Is this the best approach?
Or are there different solutions? Maybe something with rel=canonical ?
#2
Posted 08 November 2011 - 11:00 AM
No, it's not okay. Doesn't really sound good for your users either.
rel=canonical would be your best bet though, if you do believe there's a good user reason to have them.
#3
Posted 11 November 2011 - 10:18 AM
rel=canonical would be your best bet though, if you do believe there's a good user reason to have them.
Thanks but why would having a few pages like this not be good for the users?
It is simply an overview of the latest news posts, I think that is quite common?
#4
Posted 11 November 2011 - 04:24 PM
#5
Posted 11 November 2011 - 08:24 PM
If your sub-sections show basically the same content/listings as the main sections, you might have a duplicate content issue. I would not use tags on a site with sub-sections that are replicating parent section content.
Unfortunately this is a default behavior of Wordpress and a real deficiency in my opinion, but I have not sought any workarounds for the problem. I am living with it for now. I do consider it to be a user-unfriendly practice, however, because I'm basically showing the same content 2 or 3 times over (some of my sub-sections go 2 levels deep).
I may have to redesign my site at some point.
Category/section pages make great site links and people love to browse them, but I am sure that most people don't want to see the same listings over and over again. I find that annoying.
ON EDIT: I do not NoIndex secondary pages in my category archives. I see no reason to do that.
#6
Posted 24 January 2012 - 07:23 PM
Michael can you explain why don't you see a reason for NoIndex secondary pages in your category archives?
rel=canonical would be your best bet though, if you do believe there's a good user reason to have them.
rel=canonical is a directive for search engines and not for users. And even if you use rel=canonical on a page with a destination link to another page, if that page has plenty of PageRank, the PR juice can pass through the links of that page. Exactly the same thing like if you used NoIndex.
In my opinion the most effective way to go is to implement the rel=canonical AND the robots directives "noindex,noarchive,nosnippet,follow".
Anyway, if pages are useless for users, they are also useless for search engines and also for the site owner himself. Just pissing users off and for i.e Google wasting PageRank which can cause a decrease of the overall site crawl rate.
#7
Posted 25 January 2012 - 05:53 AM
They don't cause any problems for the main pages?

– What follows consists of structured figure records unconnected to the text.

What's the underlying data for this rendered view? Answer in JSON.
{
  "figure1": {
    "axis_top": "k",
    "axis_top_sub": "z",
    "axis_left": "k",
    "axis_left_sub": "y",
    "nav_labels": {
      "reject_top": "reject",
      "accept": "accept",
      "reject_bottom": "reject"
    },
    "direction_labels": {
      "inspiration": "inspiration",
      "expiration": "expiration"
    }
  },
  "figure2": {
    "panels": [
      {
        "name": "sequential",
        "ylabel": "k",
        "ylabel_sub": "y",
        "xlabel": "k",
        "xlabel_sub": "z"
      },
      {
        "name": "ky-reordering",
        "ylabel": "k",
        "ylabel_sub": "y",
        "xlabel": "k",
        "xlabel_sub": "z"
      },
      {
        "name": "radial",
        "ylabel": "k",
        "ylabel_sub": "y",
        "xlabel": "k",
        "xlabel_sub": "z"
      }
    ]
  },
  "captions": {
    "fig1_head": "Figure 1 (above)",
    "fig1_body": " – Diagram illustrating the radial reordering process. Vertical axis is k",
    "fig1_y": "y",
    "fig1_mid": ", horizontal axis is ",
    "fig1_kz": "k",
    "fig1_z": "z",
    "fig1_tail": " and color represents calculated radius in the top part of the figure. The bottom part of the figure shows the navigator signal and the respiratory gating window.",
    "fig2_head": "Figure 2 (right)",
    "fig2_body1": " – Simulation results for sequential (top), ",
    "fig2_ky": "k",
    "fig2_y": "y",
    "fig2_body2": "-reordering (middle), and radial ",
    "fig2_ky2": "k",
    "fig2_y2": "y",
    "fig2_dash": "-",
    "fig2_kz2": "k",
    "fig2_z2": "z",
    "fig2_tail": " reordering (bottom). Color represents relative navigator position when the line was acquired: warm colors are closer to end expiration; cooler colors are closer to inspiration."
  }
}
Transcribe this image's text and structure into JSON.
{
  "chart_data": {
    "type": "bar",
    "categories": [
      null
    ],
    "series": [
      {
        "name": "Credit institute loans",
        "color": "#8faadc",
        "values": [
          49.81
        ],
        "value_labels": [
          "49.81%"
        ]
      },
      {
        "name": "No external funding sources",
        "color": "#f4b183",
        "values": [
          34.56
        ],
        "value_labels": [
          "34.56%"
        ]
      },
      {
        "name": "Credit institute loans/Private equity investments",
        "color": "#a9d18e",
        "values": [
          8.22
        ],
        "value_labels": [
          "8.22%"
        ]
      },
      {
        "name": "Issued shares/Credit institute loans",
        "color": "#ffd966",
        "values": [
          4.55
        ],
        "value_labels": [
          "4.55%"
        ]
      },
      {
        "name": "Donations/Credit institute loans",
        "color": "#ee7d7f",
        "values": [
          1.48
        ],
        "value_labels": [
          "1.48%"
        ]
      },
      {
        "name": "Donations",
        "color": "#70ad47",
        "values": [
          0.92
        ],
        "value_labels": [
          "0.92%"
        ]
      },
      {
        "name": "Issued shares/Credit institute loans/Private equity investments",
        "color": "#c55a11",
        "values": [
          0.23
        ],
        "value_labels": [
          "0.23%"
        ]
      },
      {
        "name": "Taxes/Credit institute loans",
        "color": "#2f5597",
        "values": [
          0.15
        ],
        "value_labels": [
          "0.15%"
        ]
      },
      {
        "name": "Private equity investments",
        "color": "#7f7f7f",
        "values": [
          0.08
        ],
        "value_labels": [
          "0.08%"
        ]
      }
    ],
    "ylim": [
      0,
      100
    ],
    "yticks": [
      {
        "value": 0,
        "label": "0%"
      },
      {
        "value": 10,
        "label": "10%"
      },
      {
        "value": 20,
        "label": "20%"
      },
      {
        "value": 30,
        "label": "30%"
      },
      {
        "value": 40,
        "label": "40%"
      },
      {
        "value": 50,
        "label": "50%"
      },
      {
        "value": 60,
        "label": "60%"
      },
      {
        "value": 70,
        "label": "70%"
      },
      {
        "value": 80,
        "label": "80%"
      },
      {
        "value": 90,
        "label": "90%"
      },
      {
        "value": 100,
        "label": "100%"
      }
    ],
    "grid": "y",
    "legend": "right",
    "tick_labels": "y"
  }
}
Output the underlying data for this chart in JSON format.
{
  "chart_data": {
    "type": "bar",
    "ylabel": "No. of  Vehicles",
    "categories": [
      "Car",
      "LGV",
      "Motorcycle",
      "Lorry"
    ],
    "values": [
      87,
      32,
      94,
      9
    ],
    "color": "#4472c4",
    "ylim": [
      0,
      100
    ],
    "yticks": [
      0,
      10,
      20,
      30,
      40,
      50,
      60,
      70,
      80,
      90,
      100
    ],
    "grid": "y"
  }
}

The pages I want found in search are found in search, so there is no reason to go dumping pages out of the index.
#8
Posted 25 January 2012 - 09:02 AM
The discussion was based on pages that were presumably useful to the users.
#9
Posted 25 January 2012 - 04:38 PM
I struggled with finding a response to your question because I tend to look at these things a little differently from most people. When I say something like "I see no reason to ..." that means that if someone were to offer me a reason I would consider it.
With respect to de-indexing secondary pages in blog categories and such, I have read the reasons several people cite, most often having to do with concerns about duplicate content.
My feeling is that it's not a universally applicable response to blog underperformance. This is a decision that should be made on a site-by-site basis as duplication of content can be also reduced by using themes that allow you to include only article excerpts on the index pages. Some people don't want to create a lot if index pages with article excerpts -- but that's a BUSINESS decision, not an SEO decision.
The SEO strategy should always support the business decision, in my book.